Like Jodhpur, a majestic fort presides over the township of Jaisalmer. Apparently it is the oldest fortified town still in use. This town is the gateway to the Thar Desert, which I have just spent three days in riding a camel. The desert trek was led by Tiger, who is from a desert village about 100kms from where we roamed. More flatulent than his camels (Mr Magoo, Johnny and Michael Jackson), he was a wellspring of both information on the Thar desert and funny phrases, such as "no chai, no power" and "Camel college, plenty knowledge!"; and in relation to his flatulence; "in desert, you are eating and farting as much as you like" and "Dhal powered fart!". I

was joined on the trip by three legendary Argentinians called Emelio, Sophia, and Fernando. Emelio and Sophia are engaged, while Fernando is Sophia's brother - before travelling in India, they were in Egypt just before the civil strife that is happening at the moment. Emelio recently graduated from psychology just like me. They have convinced me that my next trip should be to South America, and agreed that my plan to do a che-guevara-esque bike trip around argentina and chile in the summer is a great idea.
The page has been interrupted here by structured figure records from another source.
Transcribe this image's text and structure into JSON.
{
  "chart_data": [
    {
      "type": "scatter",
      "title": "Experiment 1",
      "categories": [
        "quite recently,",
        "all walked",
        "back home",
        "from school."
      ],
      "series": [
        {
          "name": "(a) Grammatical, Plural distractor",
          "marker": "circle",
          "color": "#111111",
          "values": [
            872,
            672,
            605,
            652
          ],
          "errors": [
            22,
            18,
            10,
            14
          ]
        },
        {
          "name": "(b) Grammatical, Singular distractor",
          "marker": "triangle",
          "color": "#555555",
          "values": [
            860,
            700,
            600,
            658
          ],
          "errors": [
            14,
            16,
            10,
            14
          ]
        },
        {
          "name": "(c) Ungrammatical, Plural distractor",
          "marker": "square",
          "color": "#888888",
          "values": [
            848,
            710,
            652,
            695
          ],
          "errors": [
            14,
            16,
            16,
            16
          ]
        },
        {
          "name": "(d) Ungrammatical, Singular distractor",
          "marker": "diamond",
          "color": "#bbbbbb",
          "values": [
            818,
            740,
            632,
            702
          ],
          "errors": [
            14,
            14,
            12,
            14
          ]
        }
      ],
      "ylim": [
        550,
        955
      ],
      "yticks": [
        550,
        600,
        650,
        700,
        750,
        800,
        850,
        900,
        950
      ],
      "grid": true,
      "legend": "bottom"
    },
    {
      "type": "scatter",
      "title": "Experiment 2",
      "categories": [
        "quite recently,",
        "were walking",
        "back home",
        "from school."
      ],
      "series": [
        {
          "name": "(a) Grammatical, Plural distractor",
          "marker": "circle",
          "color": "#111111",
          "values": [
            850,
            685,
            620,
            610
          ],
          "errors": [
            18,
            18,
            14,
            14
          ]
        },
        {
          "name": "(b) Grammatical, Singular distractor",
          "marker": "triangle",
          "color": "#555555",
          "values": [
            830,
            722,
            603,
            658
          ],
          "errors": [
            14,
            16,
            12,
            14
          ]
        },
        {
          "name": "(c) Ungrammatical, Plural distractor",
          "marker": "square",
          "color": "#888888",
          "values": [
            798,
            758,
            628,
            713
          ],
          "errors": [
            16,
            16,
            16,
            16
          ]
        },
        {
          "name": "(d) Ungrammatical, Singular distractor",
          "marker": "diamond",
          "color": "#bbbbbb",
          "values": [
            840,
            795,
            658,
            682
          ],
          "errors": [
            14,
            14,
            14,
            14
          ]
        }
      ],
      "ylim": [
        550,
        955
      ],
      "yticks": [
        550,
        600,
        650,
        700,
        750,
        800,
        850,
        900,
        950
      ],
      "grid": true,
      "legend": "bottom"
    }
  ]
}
After mostly vegetarianism for the last month, the biggest beef country in the world (which also has cheap beer) is sounding very good to me! The trip

itself was quite difficult for me as I was hit with gastro at the worst possible time - the very night before the trek. It lasted through the whole trip, only improving on the third (and last day). Combined with jolting camel rides, it was painful! One good thing to come from the trip is that my previously weak, virginal upper thighs have now turned into veritable vice grips by the camel riding - camels are a lot harder to ride than horses! The first night in the desert, we camped in the sand dunes, which look amazing at sunset and sunrise. Both nights, we camped under the stars. It was so nice being somewhere that the stars still have power over the night sky, I could see so many compared to the 7 or so stars visible under the city lights! All in all, a worthwhile trip - I'm looking forward to a camel trek in the Sahara desert if I get to Morocco!!